In conclusion, the literature shows that emotion is connected to burnout and along with that burnout, teachers start to become more active in trying to change their circumstances. Teachers are becoming emotionally exhausted due to the neoliberal politics and their effects on the classroom (El. Helou, 2016; Harfitt, 2015; R. Richards, 2018). In Taiwan, teachers fought for better curriculum even though it was frowned upon to go against authority in their culture (Hung, 2018). Teachers are starting to speak out publicly with writing resignation letters (Dunn et. al., 2017) and walking out of classrooms. However, what the literature is lacking is how a teacher goes from being emotionally exhausted and burned out, to wanting to be more active in creating change for educational purposes. In what ways might emotion be connected to motivation to bring about change? Thus far, the literature on emotion and burnout has focused on the factors that cause teachers to leave the profession but not so much on how that emotion can motivate them to become activists for education. The goal of this study is to provide insight by interviewing leaders who played an active role in the walkout of Oklahoma teachers and to explore the story behind emotion and motivation connected to teacher activism.

References

Au, W. (2011). Teaching under the new Taylorism: High‐stakes testing and the standardization of the 21st century curriculum. Journal of Curriculum Studies, 43(1), 25-45.

El Helou, M., Nabhani, M., & Bahous, R. (2016). Teachers’ views on causes leading to their burnout. School leadership & management, 36(5), 551-567.

Freire, P. (1970). Pedagogy of the oppressed. New York: Continuum.
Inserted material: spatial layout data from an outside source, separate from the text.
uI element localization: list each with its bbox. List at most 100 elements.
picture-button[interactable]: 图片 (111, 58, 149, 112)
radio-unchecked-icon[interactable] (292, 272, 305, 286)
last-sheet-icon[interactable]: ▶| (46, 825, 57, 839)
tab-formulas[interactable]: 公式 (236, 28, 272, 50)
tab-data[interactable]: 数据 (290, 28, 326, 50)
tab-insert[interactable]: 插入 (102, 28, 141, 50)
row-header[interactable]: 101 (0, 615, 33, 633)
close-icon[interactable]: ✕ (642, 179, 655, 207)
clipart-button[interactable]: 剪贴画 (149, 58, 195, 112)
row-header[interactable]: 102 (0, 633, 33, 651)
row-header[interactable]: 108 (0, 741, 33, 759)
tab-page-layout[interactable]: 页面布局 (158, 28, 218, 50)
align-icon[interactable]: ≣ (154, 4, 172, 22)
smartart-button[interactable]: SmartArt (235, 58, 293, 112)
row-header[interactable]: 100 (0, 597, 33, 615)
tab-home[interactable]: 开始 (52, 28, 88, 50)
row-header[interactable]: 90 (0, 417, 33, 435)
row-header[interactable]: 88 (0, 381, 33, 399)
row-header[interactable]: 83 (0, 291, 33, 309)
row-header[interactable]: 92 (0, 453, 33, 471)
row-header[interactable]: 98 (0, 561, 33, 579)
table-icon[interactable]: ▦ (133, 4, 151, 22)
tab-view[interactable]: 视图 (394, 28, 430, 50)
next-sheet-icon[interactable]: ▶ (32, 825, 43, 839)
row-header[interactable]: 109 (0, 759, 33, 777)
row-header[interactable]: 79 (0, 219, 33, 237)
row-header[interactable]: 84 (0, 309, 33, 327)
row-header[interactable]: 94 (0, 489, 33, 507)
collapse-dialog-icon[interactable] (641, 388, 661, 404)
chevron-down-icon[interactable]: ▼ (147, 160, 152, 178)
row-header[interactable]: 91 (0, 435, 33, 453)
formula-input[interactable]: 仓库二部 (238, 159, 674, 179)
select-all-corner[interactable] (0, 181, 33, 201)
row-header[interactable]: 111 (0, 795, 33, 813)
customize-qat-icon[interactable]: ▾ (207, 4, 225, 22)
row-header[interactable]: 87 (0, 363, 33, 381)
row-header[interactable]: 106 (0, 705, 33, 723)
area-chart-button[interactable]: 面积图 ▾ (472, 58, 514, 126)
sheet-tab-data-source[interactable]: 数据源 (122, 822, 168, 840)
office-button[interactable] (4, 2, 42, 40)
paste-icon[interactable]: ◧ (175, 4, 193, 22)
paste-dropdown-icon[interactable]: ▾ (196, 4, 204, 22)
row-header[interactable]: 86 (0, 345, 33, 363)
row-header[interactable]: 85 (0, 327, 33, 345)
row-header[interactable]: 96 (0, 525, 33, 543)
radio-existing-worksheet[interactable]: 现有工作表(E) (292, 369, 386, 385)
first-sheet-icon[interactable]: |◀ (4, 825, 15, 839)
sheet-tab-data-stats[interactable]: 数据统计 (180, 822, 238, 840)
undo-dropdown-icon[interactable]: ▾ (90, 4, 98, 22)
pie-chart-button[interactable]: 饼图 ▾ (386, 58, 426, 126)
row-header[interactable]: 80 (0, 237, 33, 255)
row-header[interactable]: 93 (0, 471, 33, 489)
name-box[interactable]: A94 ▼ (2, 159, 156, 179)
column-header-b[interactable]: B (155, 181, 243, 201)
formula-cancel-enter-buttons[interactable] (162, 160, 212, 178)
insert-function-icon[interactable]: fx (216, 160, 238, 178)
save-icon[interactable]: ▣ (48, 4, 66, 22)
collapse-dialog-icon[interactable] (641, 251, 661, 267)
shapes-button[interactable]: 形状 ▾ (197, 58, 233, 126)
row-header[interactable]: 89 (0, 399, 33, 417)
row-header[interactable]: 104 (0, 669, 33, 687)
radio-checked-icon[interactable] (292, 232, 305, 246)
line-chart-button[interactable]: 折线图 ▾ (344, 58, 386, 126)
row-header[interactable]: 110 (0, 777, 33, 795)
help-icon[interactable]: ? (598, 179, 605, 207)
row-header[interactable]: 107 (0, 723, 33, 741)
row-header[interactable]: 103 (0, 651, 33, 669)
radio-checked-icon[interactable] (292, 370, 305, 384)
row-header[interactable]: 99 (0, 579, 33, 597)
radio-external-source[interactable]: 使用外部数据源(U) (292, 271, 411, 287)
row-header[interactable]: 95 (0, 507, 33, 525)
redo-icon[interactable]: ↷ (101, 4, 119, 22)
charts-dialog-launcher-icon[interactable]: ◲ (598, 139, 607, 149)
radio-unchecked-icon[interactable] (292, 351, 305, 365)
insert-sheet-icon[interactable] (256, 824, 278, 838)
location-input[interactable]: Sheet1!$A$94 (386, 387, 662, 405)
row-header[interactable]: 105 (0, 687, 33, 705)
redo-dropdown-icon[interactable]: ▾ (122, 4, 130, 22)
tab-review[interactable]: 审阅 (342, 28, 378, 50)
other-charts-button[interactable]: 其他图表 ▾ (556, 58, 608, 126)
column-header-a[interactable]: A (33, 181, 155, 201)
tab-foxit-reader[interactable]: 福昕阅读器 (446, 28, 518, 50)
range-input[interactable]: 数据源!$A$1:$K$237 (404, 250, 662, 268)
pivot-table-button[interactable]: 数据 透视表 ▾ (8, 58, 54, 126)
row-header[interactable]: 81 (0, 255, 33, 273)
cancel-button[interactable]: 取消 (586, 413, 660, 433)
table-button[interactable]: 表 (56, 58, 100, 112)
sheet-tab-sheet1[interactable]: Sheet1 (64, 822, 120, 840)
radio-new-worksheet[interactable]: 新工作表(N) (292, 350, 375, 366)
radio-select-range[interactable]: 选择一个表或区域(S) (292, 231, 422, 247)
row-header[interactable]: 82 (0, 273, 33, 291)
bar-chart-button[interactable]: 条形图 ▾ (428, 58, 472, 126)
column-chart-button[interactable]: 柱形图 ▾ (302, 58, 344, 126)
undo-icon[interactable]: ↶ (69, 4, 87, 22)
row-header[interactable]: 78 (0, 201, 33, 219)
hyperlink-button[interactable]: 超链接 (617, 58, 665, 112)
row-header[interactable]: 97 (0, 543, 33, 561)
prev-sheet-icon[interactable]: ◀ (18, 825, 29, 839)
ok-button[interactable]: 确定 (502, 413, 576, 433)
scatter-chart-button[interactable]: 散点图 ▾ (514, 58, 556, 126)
Harfitt, G. J. (2015). From attrition to retention: A narrative inquiry of why beginning teachers leave and then rejoin the profession. Asia-Pacific Journal of Teacher Education, 43(1), 22-35.

Hung, C. Y. (2018). Educators as transformative intellectuals: Taiwanese teacher activism during the national curriculum controversy. Curriculum Inquiry, 48(2), 167-183.

Richards, K. A., Hemphill, M. A., & Templin, T. J. (2018). Personal and contextual factors related to teachers’ experience with stress and burnout. Teachers and Teaching, 24(7), 768-787.